Russian Demand for Budget ‘Wine Drink’ Surges Amid Financial Crisis
Source: Newsweek
By Damien Sharkov
3/30/16
The production of low-quality wine alternatives is booming in Russia, as citizens look for cheaper alternatives amidst the ongoing economic crisis, says Russian alcohol market experts.
According to Russian law, a drink that contains anything apart from fermented grapes cannot be called wine. But there’s a budget alternative called the “wine drink,” which can include artificially added sugars, sweeteners, alcohol, coloring and flavoring. Wine drink is no synthetic, bootlegged booze-it’s sold legitimately in shops.
Russia’s independent Center for the Study of the Federal and Regional Alcohol Market estimates that since the start of the year production of wine drinks is up by 51 percent.
“It’s easier to make this alcoholic drink as it is considerably cheaper, which is important at the moment,” Vadim Drobiz, the center’s director, told Russian radio broadcaster RSN. “However, we should add that [annual] production of wine drinks is not enormous-18 million liters-while the volume of wine production is 400 million liters.”
Drobiz believes the spike in production is due to an all-round demand for budget products across Russia. The country’s economic downturn is brought on by low oil prices and a volatile ruble, and it is unlikely to exit its recession this year, according to the International Monetary Fund.
As cheaper wine substitutes become more popular, the registered production of top-shelf liquor has been dropping across the board since the start of 2016. Champagne and sparkling wines are down by 23 percent in Russia, wine is down by 12 percent and cognac is down by 4 percent.
Vodka production has plummeted by 15 percent over the last three months, after Russia’s most famous alcoholic beverage hit a 10-year-export low, last year.
Drobiz believes the large drop of good quality alcohol in 2016 is not necessarily reflective of the state of the market, however, as the start of the year also saw a new law come into force on registering alcohol production. The Russian government now demands alcohol production be counted by each bottle individually as opposed to only total volume produced.
Still, the financial crisis does appear to be having an effect, as evidenced by the fact that imports of foreign alcohol are also down, with whisky imports dropping the most, by 30 percent. Foreign cognac imports fell by 15 percent over the course of 2015, sparkling wine fell by 12 percent and wine fell by six percent.
The import figures for wine ingredients, however, which are also used in “wine drinks,” have doubled over the same period.
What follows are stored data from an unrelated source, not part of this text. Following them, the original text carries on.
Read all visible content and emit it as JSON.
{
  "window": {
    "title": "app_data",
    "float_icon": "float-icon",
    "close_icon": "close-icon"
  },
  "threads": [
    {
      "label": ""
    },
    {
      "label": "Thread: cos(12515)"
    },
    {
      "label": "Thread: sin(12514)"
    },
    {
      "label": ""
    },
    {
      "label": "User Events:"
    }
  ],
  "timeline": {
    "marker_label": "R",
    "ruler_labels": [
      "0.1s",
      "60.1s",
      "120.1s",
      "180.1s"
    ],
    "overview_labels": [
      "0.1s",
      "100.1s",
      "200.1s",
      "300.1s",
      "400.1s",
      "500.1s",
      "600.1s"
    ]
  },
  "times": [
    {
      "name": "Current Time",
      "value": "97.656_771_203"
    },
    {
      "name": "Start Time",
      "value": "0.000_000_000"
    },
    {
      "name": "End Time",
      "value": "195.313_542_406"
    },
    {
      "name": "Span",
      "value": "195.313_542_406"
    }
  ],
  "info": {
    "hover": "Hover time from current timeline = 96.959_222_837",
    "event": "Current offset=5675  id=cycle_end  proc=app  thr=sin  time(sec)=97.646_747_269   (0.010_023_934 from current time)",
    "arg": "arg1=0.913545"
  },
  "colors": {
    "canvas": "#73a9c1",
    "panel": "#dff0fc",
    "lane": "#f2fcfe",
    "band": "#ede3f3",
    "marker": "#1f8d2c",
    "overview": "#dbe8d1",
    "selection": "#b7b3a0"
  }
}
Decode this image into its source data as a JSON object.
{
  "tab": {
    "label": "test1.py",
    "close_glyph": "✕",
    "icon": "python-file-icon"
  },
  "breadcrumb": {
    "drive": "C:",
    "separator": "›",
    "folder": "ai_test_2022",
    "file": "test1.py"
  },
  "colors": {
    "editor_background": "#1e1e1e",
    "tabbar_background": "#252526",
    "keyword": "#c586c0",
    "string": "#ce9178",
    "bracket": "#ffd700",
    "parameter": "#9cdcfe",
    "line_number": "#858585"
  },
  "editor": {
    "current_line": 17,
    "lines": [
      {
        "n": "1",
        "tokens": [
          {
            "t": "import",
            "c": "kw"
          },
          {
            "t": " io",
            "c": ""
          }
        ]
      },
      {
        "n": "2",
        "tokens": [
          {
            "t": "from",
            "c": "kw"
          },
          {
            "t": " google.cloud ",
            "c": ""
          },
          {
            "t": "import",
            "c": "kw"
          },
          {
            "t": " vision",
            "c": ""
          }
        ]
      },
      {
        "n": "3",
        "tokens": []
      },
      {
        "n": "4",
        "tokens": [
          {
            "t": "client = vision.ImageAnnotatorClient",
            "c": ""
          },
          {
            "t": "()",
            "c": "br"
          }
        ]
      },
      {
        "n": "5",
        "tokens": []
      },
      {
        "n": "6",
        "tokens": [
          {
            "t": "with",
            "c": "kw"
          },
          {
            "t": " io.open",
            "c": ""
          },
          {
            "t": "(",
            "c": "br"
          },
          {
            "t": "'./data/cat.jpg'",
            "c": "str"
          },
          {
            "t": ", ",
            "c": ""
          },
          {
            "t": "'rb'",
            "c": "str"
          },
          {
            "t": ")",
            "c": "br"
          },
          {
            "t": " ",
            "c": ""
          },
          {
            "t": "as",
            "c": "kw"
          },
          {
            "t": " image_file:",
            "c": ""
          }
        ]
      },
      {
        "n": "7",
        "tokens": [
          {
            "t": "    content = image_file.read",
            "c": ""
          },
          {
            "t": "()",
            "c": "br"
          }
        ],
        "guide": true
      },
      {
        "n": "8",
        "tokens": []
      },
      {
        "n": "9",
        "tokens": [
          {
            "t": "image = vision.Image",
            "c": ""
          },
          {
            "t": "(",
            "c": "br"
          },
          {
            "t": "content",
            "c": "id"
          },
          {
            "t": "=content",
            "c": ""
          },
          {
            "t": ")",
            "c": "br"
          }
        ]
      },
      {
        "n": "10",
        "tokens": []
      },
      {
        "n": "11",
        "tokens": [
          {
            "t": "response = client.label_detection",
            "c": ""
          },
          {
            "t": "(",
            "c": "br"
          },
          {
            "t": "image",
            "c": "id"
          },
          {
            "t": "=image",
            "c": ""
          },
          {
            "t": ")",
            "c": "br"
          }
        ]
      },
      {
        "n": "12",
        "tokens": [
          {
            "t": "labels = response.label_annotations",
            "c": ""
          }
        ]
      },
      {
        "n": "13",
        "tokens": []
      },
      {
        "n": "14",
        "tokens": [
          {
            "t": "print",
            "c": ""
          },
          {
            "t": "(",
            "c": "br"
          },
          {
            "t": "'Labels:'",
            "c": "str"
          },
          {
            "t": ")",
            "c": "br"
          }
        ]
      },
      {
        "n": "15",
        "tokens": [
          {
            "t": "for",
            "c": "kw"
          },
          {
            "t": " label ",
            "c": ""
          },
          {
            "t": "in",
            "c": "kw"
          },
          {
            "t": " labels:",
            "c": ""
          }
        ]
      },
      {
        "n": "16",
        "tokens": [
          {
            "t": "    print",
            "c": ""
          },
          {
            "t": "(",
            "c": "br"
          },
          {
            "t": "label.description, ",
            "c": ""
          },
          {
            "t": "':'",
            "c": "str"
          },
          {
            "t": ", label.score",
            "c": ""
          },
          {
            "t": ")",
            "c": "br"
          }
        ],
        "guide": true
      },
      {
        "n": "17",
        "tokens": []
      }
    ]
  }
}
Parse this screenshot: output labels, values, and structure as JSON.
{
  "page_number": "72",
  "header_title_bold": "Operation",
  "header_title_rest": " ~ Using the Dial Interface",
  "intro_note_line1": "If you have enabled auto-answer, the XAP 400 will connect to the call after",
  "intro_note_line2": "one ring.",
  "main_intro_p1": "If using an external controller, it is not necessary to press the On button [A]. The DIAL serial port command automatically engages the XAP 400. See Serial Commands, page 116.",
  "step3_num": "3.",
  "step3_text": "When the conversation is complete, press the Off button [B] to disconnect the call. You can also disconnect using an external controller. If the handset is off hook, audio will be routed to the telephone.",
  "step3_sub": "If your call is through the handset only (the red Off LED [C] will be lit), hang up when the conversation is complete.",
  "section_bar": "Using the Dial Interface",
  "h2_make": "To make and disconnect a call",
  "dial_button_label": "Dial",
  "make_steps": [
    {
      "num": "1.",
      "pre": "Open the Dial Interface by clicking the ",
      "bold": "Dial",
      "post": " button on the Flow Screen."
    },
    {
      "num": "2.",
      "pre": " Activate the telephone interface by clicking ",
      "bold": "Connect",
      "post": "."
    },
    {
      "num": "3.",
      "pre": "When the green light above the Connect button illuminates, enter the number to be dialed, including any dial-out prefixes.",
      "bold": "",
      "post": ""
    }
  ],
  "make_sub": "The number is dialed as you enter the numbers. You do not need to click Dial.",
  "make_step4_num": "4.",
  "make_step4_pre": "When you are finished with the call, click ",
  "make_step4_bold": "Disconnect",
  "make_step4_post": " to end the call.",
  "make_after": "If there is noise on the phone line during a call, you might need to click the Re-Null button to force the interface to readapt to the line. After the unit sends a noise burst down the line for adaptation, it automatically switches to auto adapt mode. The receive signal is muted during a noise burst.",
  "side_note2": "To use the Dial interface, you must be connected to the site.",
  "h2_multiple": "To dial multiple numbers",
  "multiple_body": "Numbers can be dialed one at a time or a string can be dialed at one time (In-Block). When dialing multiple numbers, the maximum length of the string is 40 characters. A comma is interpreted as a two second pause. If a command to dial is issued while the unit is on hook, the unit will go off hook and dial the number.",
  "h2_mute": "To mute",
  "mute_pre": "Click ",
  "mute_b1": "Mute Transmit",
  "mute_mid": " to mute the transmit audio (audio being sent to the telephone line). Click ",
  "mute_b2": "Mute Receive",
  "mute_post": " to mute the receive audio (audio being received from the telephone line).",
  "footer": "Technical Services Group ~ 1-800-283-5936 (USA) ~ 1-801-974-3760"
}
That is not to say Russians have entirely turned their backs on wine, however, as neighboring Georgia reported a boom in its wine exports, with Russia importing over 2.5 million bottles of Georgian wine in the first two months of this year alone.
Russians appear to have renewed the enthusiasm for Georgian wine that made it a mainstay on Soviet dinner tables before Moscow slapped a ban on the drink amid political tension with Tbilisi in 2006. The ban was lifted in 2013.